Original Article: Behavioral Disorders in Dementia: Appropriate Nondrug Interventions and Antipsychotic Use
Issue Date: August 15, 2016
See additional reader comments at: https://www.aafp.org/afp/2016/0815/p276.html
to the editor: We read with interest the review of interventions for behavioral disorders in dementia. It reviewed the evidence for behavioral interventions and recommended judicious use of antipsychotics in cases when the benefit would be great and safer tactics have already failed. However, dementia is a collective term for a set of behaviors that can arise from many different biological causes. Medications appropriate for treating Alzheimer disease, the most common and best-studied dementia, may be harmful in dementias with other etiologies. Antipsychotic use may be warranted after failure of behavioral interventions in many types of dementia, but it can cause significant problems in others.
Dementia with Lewy bodies is the second most common etiology of dementia,1 and it is becoming more common. Its three core symptoms are fluctuating level of consciousness, parkinsonian movement symptoms, and fully formed visual hallucinations. Dementia with Lewy bodies shares dopamine dysfunction with Parkinson disease. Symptoms of these two diseases commonly co-occur, with the primary diagnosis depending on which set of symptoms presented first.

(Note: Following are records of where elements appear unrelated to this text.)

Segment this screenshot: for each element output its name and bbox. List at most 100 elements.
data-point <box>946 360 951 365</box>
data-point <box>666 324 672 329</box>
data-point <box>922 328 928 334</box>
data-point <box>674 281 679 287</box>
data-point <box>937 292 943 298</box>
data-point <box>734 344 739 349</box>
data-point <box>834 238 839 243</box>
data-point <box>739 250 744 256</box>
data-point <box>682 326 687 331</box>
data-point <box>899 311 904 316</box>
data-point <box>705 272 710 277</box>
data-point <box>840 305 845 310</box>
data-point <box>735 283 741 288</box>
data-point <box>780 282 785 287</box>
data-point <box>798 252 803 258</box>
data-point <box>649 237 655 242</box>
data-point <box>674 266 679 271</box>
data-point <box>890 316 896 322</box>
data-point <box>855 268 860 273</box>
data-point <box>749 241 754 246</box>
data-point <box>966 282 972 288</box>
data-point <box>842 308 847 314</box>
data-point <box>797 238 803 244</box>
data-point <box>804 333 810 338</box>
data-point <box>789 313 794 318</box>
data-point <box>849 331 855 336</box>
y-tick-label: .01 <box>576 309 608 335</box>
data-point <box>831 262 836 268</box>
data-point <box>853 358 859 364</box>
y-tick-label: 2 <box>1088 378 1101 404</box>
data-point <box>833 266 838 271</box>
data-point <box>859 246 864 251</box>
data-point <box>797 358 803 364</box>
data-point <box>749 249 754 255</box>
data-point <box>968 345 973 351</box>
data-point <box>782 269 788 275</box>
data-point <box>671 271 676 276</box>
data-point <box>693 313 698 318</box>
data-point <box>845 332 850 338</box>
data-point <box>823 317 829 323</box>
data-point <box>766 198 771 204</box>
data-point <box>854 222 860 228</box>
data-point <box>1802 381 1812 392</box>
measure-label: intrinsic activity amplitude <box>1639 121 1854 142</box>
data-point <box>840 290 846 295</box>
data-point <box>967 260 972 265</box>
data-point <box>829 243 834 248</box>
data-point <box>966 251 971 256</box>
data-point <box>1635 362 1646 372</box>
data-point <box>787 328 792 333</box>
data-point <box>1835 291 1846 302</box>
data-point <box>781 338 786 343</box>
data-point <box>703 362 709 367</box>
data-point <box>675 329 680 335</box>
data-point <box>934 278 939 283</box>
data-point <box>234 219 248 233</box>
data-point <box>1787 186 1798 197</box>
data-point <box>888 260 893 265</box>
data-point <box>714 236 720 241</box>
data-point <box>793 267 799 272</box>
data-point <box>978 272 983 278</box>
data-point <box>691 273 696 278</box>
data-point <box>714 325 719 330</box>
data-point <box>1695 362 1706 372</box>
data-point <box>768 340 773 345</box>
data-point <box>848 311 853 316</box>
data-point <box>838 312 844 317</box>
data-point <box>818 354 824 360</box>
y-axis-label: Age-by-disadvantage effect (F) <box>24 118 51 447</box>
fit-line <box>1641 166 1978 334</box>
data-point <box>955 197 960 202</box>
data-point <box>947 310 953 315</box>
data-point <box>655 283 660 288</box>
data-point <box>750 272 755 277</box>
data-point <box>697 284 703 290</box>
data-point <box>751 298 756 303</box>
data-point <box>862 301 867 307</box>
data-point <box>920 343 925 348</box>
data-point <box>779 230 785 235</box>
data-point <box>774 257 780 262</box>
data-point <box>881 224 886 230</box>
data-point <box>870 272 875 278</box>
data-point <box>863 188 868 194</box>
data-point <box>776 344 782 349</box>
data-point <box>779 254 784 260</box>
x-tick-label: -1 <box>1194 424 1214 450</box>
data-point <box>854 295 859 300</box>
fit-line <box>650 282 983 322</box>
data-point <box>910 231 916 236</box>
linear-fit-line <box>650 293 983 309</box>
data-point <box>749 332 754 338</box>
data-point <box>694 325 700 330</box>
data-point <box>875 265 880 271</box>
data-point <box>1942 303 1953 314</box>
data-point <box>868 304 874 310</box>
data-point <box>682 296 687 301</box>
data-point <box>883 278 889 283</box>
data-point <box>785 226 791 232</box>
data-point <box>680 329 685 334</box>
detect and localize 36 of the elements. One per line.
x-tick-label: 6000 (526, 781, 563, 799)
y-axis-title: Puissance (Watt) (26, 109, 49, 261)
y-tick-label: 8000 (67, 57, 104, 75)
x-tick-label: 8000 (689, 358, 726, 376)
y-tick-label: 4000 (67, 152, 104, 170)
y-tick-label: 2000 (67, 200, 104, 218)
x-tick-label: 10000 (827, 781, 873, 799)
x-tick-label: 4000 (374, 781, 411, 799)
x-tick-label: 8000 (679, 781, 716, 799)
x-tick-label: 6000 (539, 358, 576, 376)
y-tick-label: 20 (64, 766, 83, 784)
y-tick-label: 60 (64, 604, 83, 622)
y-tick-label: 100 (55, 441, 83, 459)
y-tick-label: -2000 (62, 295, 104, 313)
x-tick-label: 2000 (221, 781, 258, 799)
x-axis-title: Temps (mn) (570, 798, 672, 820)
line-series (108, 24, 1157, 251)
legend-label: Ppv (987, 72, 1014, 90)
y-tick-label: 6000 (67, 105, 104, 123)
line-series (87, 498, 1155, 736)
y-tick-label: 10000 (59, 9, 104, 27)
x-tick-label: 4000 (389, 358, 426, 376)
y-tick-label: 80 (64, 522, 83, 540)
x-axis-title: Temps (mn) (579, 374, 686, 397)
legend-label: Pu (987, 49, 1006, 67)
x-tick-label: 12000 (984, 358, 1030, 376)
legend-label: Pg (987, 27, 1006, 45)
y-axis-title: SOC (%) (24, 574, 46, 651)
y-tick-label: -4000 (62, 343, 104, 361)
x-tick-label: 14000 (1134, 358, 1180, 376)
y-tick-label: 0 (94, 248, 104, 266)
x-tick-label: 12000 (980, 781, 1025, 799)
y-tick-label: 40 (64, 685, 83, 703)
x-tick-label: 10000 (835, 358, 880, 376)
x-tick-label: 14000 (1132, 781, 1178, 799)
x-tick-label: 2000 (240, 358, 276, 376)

Although the presence of hallucinations in patients with dementia with Lewy bodies might increase administration of neuroleptics, the dopamine dysfunction involved means that typical antipsychotic use may worsen or precipitate symptoms of Parkinson disease.2 There is rarely a need to treat hallucinations if they do not cause agitation in the patient, which is often the case in dementia with Lewy bodies. The atypical antipsychotics clozapine (Clozaril) and quetiapine (Seroquel) may be better tolerated, but they have less evidence of effect. The nondopaminergic antipsychotic pimavanserin (Nuplazid) may reduce psychosis symptoms without worsening motor function.3
Interestingly, acetylcholinesterase inhibitors that only marginally help Alzheimer disease may be more effective in treating dementia with Lewy bodies. Although patients with dementia with Lewy bodies may experience higher rates of adverse effects such as falls, those who tolerate acetylcholinesterase inhibitors show improved cognition, improved activities of daily living, and reduced behavioral disturbance, some of the very goals of antipsychotic use.4 Unlike in patients with Alzheimer disease, these effects may be more durable, lasting at least one year.5
Diagnosis of the broad term dementia is not sufficient to guide appropriate treatments. Accurate detection of the underlying pathology of the behavioral disorder is crucial for understanding the best treatments, as well as improving knowledge of prognosis and family risk.